Pour les sénateurs indépendants qui ne font pas partie des groupes appartenant à un parti politique, il peut être difficile de se positionner face à un projet de loi. Ce genre de critères nous permet de débattre des projets de loi selon des considérations qui sont liées à notre mandat. À mon avis, ils permettent d’améliorer l’efficacité de nos débats en Chambre. Les sénateurs qui reçoivent un rapport de comité qui contient de telles observations sont mieux disposés à participer adéquatement aux débats à l’étape de la troisième lecture en Chambre.

Par le passé, il m’est arrivé en Chambre de devoir évaluer des projets de loi d’initiative parlementaire qui n’étaient pas clairs. Quand le projet de loi se résume en une seule ligne, il est très difficile de savoir ce qui s’est passé lors des débats, surtout si l’on n’était pas présent. À mon avis, un tel rapport améliore l’efficacité des débats en Chambre et donne lieu à des discussions plus pointues. Si le comité décide, par exemple, que telle décision est constitutionnelle parce qu’on a respecté la répartition des pouvoirs dans les régions, mais que deux provinces ont exprimé telle ou telle préoccupation, cela peut permettre aux sénateurs qui étaient absents lors du débat d’aller un peu plus loin dans l’étude d’un projet de loi.

De plus, je crois que cette liste favorise la transparence. Lorsque le rapport d’un comité se résume en une seule phrase et qu’on arrive avec des discours, on ne sait pas trop comment se positionner. Il est important d’avoir des renseignements en main. Par exemple, des provinces ou des membres de minorités pourraient nous dire qu’il est préférable d’amender le projet de loi de telle autre manière ou d’y ajouter telle ligne. On a la possibilité d’être plus transparent envers la population qui nous confie le mandat d’étudier les projets de loi. Ainsi, on peut y jeter un deuxième regard tout en enchâssant notre immense pouvoir.

Cette dimension du pouvoir m’a amenée à créer une grille de cette nature. Lorsque je faisais mes lectures sur d’autres sénats dans le monde et sur le rôle du Sénat, j’ai rapidement compris que nous avions des pouvoirs immenses. J’ai aussi constaté que, dans certains pays, compte tenu des pouvoirs immenses des sénats dans le monde, en 1911, le Royaume-Uni a adopté une loi pour enchâsser le pouvoir de la Chambre des lords.
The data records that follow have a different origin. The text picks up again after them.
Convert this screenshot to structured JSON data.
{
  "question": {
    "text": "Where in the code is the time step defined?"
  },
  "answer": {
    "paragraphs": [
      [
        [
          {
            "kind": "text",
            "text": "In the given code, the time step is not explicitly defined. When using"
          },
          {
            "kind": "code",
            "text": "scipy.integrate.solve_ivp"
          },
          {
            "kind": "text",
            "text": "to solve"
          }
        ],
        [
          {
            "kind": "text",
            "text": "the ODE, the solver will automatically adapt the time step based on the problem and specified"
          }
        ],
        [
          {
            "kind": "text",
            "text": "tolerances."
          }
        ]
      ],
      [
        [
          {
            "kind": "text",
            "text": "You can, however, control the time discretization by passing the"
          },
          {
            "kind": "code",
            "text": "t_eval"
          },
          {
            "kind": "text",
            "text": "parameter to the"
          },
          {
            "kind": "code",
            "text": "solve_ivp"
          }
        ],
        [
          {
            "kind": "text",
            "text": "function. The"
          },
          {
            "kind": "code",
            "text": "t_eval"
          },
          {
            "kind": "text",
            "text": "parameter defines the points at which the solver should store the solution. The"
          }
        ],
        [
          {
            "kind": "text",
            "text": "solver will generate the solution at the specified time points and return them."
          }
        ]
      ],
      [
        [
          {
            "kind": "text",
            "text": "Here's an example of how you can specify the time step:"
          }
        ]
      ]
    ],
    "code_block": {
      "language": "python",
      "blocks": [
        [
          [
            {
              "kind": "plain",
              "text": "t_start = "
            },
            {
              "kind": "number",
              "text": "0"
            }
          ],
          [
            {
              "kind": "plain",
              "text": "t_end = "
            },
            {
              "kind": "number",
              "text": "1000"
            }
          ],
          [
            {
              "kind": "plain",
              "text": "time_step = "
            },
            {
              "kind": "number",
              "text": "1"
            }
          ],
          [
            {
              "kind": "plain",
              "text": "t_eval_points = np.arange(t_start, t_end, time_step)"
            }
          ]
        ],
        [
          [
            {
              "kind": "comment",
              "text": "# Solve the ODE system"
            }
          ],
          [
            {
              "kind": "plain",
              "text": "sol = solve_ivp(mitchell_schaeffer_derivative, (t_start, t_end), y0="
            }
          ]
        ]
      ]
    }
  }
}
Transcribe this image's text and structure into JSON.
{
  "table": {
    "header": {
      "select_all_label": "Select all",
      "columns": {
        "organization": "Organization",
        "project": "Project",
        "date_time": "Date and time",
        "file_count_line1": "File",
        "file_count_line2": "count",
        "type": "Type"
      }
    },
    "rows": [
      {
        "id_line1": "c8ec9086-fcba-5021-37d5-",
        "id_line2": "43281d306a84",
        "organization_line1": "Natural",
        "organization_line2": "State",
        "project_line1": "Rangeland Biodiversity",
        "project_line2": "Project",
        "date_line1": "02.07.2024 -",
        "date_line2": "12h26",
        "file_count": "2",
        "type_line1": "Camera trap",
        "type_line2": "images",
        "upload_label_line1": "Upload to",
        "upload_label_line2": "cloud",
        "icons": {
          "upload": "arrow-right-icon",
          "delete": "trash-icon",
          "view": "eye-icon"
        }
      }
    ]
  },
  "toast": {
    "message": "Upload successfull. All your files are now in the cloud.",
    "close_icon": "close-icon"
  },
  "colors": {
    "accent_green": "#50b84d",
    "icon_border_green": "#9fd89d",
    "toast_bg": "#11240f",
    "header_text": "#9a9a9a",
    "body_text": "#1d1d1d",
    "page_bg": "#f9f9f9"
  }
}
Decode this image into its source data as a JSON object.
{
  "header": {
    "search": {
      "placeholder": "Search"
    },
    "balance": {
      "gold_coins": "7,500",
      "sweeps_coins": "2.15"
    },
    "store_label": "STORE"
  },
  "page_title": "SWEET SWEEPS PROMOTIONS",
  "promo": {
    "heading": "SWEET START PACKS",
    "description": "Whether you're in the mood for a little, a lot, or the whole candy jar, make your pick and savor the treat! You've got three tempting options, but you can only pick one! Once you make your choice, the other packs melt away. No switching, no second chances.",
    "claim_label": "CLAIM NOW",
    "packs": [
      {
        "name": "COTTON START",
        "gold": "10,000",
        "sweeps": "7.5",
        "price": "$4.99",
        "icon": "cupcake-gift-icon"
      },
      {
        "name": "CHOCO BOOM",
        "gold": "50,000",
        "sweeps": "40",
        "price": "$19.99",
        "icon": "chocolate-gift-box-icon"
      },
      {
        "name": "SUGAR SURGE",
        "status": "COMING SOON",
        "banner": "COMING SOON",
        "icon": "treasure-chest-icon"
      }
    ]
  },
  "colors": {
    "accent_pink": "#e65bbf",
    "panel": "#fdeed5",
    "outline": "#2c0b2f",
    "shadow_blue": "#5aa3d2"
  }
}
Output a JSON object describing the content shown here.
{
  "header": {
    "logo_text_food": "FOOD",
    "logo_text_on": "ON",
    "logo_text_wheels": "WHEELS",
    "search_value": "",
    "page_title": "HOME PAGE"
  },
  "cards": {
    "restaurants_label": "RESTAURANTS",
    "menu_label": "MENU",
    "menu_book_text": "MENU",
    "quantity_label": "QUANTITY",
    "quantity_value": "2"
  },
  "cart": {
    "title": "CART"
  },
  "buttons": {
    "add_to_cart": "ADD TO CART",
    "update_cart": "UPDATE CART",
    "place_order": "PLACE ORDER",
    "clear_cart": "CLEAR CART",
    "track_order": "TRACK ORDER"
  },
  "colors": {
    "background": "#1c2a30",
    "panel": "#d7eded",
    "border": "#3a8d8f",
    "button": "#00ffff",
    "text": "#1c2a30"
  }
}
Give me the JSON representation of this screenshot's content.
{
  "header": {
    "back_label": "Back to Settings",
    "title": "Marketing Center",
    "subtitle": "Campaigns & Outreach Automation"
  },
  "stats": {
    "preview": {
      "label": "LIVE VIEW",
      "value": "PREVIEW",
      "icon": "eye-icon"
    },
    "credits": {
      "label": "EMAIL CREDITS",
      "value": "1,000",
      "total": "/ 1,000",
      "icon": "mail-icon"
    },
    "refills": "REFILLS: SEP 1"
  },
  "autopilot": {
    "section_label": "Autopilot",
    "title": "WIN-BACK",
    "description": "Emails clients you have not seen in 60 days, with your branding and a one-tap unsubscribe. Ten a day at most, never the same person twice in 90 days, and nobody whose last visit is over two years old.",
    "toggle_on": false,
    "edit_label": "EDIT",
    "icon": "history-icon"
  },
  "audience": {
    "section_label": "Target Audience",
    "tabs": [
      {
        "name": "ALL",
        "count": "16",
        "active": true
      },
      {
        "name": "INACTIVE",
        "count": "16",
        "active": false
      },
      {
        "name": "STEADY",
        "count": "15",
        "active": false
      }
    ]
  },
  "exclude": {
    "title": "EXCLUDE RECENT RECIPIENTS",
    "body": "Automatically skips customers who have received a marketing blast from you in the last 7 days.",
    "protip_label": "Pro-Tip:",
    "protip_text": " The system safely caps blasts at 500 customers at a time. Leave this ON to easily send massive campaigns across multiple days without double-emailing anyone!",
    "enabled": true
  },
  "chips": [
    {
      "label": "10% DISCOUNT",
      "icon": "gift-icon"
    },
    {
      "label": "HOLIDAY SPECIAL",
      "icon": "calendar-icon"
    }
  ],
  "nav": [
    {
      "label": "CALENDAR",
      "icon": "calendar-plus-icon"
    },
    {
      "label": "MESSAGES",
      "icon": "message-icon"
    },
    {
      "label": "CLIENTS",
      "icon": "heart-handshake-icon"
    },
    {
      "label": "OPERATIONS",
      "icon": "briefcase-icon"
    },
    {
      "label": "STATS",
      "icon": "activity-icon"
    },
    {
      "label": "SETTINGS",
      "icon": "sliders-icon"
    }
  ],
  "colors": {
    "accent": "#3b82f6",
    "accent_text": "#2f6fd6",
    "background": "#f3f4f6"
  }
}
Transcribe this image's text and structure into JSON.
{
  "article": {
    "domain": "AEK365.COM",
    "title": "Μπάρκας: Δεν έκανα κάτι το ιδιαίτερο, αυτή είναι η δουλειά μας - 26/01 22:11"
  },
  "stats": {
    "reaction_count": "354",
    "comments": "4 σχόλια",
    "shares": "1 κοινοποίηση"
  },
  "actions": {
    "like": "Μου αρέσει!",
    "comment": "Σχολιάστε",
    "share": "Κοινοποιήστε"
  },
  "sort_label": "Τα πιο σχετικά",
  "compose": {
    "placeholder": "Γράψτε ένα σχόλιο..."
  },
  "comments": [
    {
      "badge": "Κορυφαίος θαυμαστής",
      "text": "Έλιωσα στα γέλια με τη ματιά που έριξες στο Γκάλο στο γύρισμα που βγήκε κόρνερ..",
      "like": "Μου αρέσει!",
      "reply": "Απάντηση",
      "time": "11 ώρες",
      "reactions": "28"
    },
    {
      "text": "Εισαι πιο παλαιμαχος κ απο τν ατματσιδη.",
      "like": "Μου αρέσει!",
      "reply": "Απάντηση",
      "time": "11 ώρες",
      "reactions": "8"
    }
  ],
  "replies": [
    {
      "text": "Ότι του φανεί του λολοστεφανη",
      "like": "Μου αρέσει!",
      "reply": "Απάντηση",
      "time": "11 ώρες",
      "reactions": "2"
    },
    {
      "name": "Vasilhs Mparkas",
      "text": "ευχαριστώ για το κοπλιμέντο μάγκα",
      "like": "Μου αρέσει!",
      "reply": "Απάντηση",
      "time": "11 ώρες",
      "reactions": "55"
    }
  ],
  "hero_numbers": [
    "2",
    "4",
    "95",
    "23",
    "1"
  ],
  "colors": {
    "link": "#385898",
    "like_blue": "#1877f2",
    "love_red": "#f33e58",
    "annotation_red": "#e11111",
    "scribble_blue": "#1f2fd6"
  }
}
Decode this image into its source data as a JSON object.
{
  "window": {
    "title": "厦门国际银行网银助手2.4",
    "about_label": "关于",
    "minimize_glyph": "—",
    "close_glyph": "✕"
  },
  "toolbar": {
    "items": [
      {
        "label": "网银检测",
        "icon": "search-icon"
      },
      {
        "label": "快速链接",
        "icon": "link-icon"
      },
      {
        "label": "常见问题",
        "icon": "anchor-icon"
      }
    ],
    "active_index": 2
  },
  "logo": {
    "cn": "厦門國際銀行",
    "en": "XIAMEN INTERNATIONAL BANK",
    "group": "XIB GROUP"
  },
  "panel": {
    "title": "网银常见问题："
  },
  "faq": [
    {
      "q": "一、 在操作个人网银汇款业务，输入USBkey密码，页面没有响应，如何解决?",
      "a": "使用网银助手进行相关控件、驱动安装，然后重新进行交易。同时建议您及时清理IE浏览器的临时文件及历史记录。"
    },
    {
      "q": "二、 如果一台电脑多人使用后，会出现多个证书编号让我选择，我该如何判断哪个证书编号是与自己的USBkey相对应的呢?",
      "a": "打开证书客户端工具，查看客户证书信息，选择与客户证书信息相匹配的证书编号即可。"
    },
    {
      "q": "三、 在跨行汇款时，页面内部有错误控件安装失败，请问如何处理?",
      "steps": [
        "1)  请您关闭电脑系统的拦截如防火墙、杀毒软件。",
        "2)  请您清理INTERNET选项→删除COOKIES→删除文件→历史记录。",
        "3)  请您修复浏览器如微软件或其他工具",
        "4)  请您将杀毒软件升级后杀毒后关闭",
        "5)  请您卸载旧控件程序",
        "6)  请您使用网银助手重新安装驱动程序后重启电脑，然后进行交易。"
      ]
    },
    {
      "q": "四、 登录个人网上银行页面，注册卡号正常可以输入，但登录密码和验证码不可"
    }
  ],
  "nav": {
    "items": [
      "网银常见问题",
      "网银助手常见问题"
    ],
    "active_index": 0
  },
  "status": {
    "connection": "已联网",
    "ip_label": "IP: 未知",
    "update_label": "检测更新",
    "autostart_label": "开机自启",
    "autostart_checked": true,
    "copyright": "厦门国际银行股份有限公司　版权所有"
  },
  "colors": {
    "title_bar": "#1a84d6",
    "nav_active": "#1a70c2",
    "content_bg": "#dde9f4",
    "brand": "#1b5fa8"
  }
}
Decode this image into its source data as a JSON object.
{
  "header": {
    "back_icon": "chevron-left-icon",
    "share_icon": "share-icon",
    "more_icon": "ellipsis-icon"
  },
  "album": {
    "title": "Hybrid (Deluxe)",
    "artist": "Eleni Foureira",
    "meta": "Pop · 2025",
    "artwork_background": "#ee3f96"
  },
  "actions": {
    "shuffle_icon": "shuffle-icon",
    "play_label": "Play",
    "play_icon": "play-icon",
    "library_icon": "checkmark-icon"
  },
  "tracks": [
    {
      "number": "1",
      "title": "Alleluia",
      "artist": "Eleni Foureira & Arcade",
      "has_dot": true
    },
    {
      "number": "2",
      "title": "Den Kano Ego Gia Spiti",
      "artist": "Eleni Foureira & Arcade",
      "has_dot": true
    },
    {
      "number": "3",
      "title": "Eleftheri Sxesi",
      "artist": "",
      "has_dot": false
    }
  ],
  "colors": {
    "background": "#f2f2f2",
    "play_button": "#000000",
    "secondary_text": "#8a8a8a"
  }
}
C’est peut-être en raison de cet immense pouvoir que, pendant 150 ans, l’autre endroit a essayé d’imposer au Sénat une certaine ligne de parti. Si nous nous disciplinions, nous serions peut-être capables d’avoir un dialogue beaucoup plus convivial avec l’autre endroit, puisque nous aurions des critères objectifs pour débattre d’un projet de loi et non pas simplement la couleur idéologique du parti au pouvoir.

Je me disais qu’une grille comme celle-là pourrait nous permettre d’encadrer notre immense pouvoir sans devoir recourir à des changements constitutionnels ou législatifs, et tout simplement par autodiscipline. Pour moi, il ne m’apparaissait pas du tout bureaucratique de faire une telle liste, parce que les comités reçoivent des experts et recueillent des renseignements.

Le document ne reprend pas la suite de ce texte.